Jean Ziegler ist mit Morales durch dessen Land gefahren: "Bolivien war ja das zweitärmste Land hinter Haiti. Und ist jetzt im Begriff, ein komplett anderes Land zu werden. Kein Hunger, Spitäler werden gebaut, die Unterernährung geht zurück. Ich habe hier die Zahlen vom Weltwährungsfond - das ist ja nicht gerade ein Freundeskreis von Revolutionären. Unglaublich, wie die Fortschritte sind, gestützt auf diese Wiederauferstehung, die Verwandlung des verwundeten Gedächtnisses."
Ein polemischer Ankläger
Vielleicht ist Jean Ziegler ein wenig zu optimistisch. Vielleicht ist er sogar ein wenig naiv.
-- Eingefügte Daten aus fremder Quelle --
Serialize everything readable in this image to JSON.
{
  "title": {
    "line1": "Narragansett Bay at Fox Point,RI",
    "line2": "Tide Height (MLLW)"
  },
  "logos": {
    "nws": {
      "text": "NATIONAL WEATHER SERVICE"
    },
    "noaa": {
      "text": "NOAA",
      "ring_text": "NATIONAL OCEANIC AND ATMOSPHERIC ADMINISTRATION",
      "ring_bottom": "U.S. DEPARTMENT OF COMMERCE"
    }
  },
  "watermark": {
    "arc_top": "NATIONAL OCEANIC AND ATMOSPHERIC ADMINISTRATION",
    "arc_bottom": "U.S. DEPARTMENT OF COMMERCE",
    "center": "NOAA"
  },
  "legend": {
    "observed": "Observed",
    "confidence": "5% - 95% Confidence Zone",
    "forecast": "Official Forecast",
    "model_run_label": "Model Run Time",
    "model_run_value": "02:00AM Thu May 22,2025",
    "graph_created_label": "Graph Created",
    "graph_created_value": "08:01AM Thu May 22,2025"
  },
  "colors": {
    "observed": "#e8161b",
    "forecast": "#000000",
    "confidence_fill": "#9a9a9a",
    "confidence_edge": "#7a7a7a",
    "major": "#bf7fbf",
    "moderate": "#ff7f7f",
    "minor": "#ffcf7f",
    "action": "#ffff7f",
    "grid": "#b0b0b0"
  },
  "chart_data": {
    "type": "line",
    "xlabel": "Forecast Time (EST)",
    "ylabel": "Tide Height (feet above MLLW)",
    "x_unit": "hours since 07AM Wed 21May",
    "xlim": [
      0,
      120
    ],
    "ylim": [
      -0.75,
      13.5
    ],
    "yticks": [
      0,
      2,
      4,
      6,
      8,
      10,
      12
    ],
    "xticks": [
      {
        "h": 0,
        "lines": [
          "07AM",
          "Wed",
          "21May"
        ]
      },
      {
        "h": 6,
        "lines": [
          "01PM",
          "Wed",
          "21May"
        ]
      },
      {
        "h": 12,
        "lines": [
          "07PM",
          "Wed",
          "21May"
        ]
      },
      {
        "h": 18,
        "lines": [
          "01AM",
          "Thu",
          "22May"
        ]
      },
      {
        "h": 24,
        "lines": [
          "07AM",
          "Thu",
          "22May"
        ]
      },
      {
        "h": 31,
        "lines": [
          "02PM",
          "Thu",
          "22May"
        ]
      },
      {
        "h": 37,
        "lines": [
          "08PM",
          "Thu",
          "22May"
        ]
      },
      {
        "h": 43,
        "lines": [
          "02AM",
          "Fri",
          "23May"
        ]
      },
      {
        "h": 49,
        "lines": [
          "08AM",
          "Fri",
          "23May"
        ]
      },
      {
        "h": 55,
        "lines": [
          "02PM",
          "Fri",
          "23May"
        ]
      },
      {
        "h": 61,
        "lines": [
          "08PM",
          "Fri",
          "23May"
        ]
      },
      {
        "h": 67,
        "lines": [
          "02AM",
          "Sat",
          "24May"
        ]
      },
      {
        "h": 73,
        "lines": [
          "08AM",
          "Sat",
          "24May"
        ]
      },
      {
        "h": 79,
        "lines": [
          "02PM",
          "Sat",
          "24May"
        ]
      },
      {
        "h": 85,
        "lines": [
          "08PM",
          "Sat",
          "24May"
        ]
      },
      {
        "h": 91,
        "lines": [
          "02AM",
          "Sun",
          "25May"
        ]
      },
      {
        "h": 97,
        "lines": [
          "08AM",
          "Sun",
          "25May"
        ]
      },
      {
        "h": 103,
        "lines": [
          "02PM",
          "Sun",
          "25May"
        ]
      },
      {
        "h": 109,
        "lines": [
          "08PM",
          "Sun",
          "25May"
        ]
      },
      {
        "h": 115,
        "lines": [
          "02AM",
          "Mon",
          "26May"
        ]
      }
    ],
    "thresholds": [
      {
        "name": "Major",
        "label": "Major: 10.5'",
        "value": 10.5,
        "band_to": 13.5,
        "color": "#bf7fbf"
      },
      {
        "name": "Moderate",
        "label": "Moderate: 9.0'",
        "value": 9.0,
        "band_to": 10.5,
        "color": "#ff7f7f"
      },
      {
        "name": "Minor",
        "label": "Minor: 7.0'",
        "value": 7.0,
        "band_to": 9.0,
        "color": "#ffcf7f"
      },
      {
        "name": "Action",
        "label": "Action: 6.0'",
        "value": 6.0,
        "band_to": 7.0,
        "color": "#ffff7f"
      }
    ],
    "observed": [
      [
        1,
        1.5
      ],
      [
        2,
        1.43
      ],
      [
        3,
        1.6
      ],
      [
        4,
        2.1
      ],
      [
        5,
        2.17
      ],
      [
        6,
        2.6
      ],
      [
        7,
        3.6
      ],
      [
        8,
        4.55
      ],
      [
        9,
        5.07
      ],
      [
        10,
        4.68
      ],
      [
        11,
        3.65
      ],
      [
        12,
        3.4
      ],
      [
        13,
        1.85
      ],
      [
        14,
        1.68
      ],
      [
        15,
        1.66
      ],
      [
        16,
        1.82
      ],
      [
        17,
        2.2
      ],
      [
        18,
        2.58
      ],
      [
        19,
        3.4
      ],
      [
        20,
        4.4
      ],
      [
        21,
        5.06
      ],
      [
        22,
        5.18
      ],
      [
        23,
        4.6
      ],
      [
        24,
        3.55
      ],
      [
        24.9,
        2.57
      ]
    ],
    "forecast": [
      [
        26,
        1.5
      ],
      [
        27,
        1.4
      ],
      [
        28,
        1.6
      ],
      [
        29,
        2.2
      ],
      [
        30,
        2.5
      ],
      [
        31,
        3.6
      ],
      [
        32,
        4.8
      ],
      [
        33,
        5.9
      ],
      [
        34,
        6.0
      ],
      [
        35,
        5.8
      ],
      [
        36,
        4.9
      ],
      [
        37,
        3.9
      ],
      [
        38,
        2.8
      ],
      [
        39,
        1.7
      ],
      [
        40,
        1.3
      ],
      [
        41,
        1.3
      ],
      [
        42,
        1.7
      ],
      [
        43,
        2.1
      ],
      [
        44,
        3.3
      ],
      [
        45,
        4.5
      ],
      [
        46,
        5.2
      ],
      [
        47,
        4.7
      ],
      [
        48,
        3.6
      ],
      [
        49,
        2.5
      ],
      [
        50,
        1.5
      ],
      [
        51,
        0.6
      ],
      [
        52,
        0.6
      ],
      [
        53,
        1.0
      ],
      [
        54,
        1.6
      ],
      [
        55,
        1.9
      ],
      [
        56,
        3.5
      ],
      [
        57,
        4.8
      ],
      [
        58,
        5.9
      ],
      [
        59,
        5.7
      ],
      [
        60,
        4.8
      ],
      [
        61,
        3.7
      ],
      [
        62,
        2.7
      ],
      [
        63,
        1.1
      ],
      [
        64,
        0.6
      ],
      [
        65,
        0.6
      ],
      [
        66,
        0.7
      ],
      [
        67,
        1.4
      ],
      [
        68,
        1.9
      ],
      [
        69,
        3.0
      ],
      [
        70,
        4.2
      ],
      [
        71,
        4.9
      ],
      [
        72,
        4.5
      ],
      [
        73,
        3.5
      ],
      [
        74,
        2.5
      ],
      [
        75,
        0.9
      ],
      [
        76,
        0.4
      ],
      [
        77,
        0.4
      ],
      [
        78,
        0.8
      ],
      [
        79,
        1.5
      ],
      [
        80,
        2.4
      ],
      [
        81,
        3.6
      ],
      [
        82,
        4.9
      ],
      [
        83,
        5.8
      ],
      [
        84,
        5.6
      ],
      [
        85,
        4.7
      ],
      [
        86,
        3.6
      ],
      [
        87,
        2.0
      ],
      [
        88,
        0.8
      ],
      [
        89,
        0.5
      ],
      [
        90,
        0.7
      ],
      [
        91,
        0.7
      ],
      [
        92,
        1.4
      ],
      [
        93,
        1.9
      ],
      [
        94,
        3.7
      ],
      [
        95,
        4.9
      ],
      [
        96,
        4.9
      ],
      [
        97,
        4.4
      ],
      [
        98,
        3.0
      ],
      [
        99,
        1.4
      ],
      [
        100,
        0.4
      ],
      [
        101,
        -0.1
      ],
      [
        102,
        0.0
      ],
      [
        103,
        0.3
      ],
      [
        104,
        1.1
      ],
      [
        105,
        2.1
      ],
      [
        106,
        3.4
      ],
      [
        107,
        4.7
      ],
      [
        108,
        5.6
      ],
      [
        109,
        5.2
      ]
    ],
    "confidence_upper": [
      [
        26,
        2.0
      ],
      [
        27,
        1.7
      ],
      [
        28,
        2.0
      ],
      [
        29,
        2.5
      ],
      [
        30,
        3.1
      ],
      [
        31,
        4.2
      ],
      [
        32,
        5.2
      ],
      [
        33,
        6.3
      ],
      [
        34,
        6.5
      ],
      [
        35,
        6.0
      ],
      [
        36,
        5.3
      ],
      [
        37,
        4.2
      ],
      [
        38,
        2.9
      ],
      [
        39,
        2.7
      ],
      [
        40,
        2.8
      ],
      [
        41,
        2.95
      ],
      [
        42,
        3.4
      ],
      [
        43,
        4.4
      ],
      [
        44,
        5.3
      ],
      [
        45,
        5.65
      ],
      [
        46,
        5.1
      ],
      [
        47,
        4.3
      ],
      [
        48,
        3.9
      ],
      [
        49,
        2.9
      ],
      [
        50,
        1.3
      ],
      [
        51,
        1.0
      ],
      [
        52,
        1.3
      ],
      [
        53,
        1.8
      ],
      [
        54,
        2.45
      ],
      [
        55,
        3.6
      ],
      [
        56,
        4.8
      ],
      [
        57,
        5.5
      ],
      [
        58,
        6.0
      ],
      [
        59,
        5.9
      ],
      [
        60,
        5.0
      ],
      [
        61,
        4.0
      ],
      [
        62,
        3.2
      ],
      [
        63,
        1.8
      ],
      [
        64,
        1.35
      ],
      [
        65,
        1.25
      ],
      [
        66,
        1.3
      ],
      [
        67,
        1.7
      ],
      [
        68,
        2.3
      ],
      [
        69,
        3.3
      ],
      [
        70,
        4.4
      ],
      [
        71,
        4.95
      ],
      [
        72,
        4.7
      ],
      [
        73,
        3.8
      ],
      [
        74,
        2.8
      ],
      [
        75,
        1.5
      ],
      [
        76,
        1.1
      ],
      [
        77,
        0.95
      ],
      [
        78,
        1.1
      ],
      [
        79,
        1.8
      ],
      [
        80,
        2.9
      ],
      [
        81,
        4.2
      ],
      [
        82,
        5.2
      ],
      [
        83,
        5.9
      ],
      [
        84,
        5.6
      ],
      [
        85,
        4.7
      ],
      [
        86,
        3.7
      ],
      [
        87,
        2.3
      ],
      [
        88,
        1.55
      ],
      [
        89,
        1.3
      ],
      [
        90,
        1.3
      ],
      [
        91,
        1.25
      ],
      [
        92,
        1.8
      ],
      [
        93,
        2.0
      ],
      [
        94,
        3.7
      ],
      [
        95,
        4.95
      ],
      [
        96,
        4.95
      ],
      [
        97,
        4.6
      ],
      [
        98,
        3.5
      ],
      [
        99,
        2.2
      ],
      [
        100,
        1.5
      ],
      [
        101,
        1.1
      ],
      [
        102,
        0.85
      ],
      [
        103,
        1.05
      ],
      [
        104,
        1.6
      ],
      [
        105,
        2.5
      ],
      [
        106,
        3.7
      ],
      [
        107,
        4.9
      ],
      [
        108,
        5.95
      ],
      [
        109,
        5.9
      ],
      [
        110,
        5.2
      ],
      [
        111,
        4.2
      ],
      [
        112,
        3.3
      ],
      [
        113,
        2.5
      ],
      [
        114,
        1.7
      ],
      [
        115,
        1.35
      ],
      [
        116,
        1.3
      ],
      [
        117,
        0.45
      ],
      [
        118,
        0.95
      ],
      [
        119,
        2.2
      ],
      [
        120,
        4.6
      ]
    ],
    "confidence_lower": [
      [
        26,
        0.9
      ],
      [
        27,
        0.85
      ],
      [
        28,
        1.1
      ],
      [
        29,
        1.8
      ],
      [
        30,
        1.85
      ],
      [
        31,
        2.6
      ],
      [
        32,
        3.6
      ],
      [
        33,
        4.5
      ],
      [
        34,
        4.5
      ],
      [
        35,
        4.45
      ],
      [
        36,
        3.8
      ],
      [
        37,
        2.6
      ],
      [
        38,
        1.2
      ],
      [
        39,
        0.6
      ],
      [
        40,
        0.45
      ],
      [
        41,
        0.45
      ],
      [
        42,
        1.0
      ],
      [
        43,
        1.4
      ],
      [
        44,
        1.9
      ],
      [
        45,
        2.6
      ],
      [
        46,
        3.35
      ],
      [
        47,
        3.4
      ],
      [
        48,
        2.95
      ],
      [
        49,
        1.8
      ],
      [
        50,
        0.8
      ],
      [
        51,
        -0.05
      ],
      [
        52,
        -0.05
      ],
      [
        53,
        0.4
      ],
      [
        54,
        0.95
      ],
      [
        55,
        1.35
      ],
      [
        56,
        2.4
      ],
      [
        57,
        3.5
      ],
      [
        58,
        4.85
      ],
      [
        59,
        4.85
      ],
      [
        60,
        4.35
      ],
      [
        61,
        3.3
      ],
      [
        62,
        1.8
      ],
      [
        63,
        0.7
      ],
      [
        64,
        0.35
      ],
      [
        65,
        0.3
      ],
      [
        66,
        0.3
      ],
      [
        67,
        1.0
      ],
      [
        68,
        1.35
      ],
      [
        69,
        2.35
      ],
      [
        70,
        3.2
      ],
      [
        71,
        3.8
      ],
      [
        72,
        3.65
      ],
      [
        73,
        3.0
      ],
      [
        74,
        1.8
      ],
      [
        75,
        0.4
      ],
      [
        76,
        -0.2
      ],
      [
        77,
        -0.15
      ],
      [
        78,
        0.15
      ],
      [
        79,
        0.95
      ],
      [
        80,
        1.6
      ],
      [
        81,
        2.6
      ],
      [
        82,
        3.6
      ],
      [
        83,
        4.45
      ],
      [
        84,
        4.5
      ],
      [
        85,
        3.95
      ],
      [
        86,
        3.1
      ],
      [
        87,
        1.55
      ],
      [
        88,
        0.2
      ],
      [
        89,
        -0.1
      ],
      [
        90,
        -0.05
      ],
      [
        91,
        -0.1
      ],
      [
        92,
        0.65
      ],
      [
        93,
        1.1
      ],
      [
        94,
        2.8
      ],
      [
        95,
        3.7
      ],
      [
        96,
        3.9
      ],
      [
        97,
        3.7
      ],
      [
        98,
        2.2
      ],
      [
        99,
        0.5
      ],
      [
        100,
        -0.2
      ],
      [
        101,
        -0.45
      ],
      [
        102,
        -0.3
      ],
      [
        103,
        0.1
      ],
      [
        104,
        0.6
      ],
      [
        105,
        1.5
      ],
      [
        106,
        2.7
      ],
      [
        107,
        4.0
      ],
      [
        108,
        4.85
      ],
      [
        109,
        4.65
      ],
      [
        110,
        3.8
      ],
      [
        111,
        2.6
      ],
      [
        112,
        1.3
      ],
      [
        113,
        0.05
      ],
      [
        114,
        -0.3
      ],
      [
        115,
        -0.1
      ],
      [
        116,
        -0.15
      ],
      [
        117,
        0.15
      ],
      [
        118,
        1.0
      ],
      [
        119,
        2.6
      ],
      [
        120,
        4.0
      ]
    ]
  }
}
Es könnte sein, dass die Fortschritte in Bolivien bald zunichte gemacht werden und dass Evo Morales endet wie viele seiner Vorgänger: als brutaler Diktator - oder entmachtet.
Jean Ziegler neigt zur Glorifizierung des Südens, er nimmt eindeutig Partei für die Afrikaner und Lateinamerikaner, und manchmal scheint es in seinen Büchern, als hätten sich alle Schurken der Welt im Westen und alle Gutmenschen in der südlichen Halbkugel versammelt.
Aber vielleicht braucht es auch einen polemischen Ankläger und Staatsanwalt wie Jean Ziegler. Wer in Europa nimmt die Völker des Südens überhaupt ernst? Vielleicht muss man dann etwas lauter reden, um überhaupt Gehör zu finden. Und um einen Westen zur Verantwortung zu ziehen, der doch recht selbstherrlich mit sich der Welt umgeht.
Der Westen, rechnet Ziegler vor, begründet seine angebliche Überlegenheit mit zwei Säulen. Der sogenannten freien Marktwirtschaft und der Einhaltung der universalen Menschenrechte.
Nun ist der "freie Markt" längst entzaubert. Und die Menschenrechte? Nehmen wir es mit ihnen immer so genau? Klar, es ist leicht und billig und wohl auch richtig, Länder wie China oder den Iran anzuprangern. Aber was geschieht in Saudi-Arabien oder in Gaza?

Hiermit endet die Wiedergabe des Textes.